Kohls addressed an analogous situation in which an employer
did not discover deficiencies in an employee's work until after
the employee took leave. Confronted with the argument that the
timing of the employer's actions demonstrated that the employee's
termination would not have occurred absent the leave, Kohls,
259 F.3d at 806 held "[t]he fact that the leave permitted the
employer to discover the problems cannot logically be a bar to
the employer's ability to fire the deficient employee." So too,
if Pepsi's version of events is credited, the fact that Henry's
FMLA leave allowed Pepsi to discover that her duties were easily
absorbed by other employees should not be a bar to what would be Pepsi's otherwise legitimate personnel decision.
Next Henry attacks the sufficiency of Pepsi's evidence as to
its reasons for her termination. She claims that she was
terminated "simply because her position no longer [was] full
time" (H. Mem. 12), arguing that Pepsi didn't have a legitimate
reason for terminating her because it has not been able to
produce evidence of pressing budget constraints at the Facility
in 2002 or evidence of any corporate directives regarding
layoffs, reductions in force or streamlining at the Facility. But
it must be remembered that for Rule 56 purposes Pepsi's version
must be credited, so that it cannot be held that a factfinder
would necessarily reject the evidence presented by Pepsi in
support of its assertion that Henry's position was unnecessary.

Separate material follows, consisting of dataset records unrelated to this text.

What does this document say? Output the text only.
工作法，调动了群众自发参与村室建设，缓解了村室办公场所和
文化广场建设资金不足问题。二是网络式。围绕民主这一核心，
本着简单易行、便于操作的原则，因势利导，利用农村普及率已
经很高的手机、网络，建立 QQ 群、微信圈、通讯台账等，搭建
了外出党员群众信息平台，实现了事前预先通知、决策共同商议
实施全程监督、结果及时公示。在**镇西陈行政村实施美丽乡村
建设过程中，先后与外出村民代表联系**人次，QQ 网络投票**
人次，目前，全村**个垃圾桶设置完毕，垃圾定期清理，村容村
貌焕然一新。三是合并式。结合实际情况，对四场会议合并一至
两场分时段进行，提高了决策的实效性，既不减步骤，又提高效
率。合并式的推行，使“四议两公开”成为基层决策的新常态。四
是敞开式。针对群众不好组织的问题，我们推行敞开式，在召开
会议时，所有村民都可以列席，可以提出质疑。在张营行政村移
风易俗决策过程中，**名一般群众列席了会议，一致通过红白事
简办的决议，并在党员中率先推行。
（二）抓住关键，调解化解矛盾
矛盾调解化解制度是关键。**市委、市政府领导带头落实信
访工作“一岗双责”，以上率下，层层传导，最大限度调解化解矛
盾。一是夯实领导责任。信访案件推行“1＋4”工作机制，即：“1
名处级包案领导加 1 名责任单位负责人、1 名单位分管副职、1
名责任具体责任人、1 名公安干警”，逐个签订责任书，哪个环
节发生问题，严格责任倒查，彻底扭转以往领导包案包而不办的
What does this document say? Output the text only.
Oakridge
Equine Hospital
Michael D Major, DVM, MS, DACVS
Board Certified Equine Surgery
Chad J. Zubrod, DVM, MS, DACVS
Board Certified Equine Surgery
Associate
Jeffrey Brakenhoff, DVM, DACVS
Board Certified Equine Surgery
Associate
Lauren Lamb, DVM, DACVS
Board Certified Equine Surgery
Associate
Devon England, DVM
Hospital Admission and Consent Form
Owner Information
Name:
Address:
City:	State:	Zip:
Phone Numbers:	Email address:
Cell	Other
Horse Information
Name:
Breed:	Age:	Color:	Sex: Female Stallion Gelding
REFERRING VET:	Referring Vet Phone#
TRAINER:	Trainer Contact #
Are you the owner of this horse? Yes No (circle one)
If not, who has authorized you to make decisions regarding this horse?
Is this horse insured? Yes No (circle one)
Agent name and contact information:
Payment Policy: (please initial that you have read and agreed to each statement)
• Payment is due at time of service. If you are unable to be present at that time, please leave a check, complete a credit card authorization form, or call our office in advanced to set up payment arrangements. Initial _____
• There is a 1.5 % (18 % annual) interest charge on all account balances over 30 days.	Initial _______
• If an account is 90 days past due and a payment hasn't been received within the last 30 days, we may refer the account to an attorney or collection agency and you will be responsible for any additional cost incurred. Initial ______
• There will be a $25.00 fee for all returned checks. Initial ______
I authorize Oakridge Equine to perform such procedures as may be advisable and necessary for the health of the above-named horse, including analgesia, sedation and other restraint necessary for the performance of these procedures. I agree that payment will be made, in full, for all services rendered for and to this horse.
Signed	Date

In sum, it cannot be said as a matter of law that Henry has
overcome the evidence proffered by Pepsi in support of its
assertion that her position would have been eliminated regardless
of whether she took FMLA leave. And so Henry is not entitled to
judgment as a matter of law with respect to her claim that
Pepsi's termination of her employment violated Section 2615 (a)
For the reasons stated here, Henry's Rule 56 motion for summary
judgment is denied. Because the parties have previously submitted, and this Court has issued, a final pretrial order, and
because this Court has contemporaneously resolved the parties'
motions in limine on which briefing has just been completed, this
case will be set for trial when all parties have indicated their
dates of unavailability during the next several months.